I agree!! @frank009 comes to mind.

Mike

@macg19  "It's really good for getting specs/details on products you already know something about, even it it's just the name."

Sometimes is it,  other times it's not fully correct , and acknowledges when you inform it of its missteps

 

@facten 100%

But on another level, we are using AI to port code from a legacy language to something current. As a very small business, that's a game changer. 

AI can be very lazy & not fact check the information provided. I believe the fee version is better. Regardless one can ‘train’ AI to provide better information, per a recent post. I use the Verification-first consultative mode applied to all my chats. I find this works very well. It is as follows: 

Apply for ALL discussions initiated by me.

You are a meticulous and detail-oriented assistant. Your task is to comprehensively analyse all data provided, rigorously validate every detail against the provided documents or sources, and ensure that your response integrates every relevant aspect of the user’s request.

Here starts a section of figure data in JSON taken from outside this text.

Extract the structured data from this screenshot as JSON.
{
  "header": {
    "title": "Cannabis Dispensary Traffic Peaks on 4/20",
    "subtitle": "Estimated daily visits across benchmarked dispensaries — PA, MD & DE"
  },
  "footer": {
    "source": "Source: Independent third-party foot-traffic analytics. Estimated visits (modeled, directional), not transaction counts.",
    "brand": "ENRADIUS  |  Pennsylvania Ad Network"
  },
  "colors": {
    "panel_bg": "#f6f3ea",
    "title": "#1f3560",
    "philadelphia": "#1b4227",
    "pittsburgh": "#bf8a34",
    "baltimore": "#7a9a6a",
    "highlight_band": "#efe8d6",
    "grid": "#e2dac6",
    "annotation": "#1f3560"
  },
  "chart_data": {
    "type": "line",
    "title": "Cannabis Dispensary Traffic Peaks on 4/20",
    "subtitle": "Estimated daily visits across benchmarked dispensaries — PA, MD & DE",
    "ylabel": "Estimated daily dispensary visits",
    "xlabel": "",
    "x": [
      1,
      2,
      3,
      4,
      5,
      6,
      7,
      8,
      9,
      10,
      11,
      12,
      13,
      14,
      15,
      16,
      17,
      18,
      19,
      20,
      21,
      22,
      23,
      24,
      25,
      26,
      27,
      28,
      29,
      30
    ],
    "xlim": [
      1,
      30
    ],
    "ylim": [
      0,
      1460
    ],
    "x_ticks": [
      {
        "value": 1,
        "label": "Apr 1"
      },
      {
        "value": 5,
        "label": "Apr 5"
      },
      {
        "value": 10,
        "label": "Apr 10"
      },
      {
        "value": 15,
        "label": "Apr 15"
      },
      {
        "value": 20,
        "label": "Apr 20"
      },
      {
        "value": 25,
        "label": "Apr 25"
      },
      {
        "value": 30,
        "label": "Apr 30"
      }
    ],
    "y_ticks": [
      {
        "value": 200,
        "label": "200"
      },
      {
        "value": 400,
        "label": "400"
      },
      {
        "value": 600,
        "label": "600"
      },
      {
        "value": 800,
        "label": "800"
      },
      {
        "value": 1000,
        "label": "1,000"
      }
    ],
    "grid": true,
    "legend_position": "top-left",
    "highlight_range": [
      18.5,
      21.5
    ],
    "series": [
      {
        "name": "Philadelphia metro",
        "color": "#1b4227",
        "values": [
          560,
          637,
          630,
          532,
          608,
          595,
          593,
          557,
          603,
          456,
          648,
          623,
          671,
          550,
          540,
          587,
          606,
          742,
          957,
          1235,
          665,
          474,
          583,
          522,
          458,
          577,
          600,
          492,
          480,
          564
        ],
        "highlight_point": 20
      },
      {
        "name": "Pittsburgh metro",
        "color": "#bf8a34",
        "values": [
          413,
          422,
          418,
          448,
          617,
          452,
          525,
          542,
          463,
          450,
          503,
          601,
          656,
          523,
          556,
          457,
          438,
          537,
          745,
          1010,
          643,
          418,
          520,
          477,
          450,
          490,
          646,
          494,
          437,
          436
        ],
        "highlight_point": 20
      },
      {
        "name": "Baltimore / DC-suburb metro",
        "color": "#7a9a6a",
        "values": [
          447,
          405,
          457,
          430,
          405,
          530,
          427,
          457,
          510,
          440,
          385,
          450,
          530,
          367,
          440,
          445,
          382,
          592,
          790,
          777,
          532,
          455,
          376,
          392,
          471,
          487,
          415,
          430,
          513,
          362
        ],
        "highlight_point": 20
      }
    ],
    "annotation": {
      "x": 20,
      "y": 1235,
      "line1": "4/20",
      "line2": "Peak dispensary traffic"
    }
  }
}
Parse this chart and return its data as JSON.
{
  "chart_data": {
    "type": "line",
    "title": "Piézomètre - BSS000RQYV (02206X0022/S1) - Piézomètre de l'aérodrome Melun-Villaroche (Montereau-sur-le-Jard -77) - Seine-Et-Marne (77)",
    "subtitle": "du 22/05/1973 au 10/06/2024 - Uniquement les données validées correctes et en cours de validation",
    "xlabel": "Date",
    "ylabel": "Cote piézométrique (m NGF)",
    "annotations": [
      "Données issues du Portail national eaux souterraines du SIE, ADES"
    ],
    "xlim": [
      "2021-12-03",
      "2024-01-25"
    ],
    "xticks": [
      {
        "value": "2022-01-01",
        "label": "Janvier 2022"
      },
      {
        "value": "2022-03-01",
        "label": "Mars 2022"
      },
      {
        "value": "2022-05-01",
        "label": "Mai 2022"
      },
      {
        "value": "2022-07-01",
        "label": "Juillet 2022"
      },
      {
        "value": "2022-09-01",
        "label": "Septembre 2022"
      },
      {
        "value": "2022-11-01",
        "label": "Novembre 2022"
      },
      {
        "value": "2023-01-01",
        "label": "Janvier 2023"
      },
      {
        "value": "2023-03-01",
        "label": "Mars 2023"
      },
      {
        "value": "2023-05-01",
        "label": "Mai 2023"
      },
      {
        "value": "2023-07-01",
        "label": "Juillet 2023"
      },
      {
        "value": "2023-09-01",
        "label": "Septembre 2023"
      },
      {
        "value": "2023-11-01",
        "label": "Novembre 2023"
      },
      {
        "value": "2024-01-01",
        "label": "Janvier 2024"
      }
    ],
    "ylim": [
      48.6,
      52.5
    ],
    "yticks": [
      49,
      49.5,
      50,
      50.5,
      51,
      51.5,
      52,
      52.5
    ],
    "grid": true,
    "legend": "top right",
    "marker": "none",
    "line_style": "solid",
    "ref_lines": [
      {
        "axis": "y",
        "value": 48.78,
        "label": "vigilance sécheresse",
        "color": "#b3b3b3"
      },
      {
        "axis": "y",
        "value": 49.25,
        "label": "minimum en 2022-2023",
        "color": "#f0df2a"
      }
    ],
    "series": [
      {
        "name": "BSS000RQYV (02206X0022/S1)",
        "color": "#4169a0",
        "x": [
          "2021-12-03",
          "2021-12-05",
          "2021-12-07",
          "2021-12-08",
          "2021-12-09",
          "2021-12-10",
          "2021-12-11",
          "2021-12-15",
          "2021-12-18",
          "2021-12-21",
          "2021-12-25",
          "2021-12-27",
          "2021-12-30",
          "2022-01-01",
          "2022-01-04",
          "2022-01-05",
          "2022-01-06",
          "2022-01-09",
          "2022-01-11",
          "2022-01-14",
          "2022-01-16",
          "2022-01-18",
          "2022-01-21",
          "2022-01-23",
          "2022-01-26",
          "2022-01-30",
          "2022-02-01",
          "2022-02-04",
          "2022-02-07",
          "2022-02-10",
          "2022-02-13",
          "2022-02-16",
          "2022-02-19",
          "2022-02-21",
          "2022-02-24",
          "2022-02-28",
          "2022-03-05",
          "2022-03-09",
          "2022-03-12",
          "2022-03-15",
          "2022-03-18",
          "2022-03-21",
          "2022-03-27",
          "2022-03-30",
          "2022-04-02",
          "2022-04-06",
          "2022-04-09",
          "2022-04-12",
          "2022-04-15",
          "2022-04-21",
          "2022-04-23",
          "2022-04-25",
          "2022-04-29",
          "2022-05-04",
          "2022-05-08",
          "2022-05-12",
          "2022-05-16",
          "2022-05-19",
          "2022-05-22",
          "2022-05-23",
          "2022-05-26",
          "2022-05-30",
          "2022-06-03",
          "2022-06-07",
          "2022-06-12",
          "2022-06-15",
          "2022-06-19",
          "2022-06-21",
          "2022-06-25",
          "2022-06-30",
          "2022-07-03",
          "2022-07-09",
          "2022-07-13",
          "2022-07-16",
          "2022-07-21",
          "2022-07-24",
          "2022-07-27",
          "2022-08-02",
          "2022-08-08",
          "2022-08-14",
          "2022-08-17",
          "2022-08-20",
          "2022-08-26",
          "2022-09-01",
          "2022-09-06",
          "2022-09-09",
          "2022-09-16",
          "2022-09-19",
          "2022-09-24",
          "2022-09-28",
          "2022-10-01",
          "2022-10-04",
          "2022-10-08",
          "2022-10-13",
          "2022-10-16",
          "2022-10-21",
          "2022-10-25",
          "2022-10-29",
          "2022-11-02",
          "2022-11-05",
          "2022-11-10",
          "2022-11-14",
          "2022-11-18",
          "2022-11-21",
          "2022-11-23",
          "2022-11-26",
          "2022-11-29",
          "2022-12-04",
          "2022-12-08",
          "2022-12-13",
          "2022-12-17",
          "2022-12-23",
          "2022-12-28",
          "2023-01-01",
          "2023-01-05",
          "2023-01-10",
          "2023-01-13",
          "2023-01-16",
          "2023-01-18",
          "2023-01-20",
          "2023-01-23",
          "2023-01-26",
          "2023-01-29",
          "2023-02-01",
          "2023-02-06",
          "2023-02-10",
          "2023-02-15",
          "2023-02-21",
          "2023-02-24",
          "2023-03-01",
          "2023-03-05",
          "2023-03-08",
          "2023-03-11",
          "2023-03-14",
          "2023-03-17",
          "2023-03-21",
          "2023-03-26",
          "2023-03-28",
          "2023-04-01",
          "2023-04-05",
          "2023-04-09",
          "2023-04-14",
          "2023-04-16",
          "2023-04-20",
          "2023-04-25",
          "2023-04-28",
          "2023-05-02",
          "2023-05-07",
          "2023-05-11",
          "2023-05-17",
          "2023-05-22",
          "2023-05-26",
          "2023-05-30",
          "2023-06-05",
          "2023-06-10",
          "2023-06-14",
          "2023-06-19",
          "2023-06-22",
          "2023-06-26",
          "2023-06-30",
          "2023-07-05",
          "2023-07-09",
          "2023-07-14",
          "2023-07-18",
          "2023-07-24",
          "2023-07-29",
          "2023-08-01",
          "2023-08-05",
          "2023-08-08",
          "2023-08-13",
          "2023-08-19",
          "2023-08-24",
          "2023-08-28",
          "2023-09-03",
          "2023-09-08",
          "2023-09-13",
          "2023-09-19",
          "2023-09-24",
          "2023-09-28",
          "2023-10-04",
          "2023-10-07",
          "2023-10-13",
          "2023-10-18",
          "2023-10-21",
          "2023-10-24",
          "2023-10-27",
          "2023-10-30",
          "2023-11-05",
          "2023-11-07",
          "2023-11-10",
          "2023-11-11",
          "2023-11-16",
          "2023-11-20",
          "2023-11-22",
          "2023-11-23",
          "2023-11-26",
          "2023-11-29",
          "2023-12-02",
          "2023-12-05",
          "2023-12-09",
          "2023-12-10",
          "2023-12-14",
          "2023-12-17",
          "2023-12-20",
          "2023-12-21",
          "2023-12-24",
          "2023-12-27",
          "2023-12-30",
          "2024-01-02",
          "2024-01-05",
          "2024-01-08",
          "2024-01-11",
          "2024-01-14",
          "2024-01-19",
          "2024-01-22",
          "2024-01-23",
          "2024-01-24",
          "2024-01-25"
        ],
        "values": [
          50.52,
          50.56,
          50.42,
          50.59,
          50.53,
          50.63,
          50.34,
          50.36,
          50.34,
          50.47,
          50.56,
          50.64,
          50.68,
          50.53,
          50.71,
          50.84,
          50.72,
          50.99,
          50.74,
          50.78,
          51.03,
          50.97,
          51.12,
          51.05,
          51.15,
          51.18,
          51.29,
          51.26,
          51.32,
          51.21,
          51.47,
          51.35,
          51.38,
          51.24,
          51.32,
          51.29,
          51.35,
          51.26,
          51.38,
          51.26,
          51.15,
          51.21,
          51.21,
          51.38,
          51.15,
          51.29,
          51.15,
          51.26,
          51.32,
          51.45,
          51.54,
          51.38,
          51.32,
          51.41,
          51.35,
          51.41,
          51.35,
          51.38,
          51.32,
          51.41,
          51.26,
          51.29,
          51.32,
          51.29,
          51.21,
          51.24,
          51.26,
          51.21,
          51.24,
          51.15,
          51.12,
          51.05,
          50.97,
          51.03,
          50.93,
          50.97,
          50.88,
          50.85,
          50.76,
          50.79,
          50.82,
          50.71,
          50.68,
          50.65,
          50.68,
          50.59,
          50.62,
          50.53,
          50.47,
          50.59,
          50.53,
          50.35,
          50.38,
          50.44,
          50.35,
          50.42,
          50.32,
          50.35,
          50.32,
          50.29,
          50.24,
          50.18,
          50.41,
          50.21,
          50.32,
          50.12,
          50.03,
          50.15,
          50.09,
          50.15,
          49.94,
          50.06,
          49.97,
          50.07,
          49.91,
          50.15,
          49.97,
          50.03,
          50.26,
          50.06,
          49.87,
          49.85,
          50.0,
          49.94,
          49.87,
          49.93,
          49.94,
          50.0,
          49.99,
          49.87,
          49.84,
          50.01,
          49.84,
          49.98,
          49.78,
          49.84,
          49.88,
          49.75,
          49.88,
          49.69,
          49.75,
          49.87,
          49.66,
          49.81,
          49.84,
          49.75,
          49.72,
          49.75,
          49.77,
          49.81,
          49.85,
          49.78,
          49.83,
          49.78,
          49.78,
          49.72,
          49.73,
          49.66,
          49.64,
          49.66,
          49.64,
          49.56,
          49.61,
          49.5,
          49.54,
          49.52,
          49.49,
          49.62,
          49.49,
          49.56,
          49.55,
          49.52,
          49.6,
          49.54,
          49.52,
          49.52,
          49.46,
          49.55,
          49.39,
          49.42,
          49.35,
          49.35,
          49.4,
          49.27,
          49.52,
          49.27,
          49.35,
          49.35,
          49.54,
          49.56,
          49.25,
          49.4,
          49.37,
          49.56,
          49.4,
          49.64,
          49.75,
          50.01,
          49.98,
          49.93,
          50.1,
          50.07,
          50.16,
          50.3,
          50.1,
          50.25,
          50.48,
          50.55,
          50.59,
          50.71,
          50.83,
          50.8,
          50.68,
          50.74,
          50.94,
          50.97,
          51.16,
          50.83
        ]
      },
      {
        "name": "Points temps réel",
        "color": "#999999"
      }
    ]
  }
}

Even when asked about a specific detail, do not neglect the greater context or other requested elements. Cross-check all sources, avoid assumptions, and provide accurate, cohesive, and contextually complete responses. Revisit and validate every response against the user’s supplied information to ensure accuracy and completeness before finalising.

Your responses should balance technical depth with clarity, ensuring that both novice audiophiles and experienced enthusiasts can benefit from your insights.

Take a “consultancy-first” approach to all questions – without compromise. Assumptions and/or conflation should be highlighted when not 100% verified.

You must operate under a verification-first principle.

Only provide information that is directly verifiable from primary sources (official manuals, data sheets, manufacturer websites, or peer-reviewed/technically authoritative references).
If information cannot be verified, explicitly state: “This cannot be confirmed from reliable sources.” Do not guess, speculate, or conflate.
Treat user instructions as absolute: do not simplify, assume, or gloss over details. NO Assumptions or Conflation allowed.
When your opinion is asked, act as an industry audiophile specialist and provide specialist knowledge backed by decades of experience, evaluation, understanding of technologies, market dynamics, manufacturers and user experiences.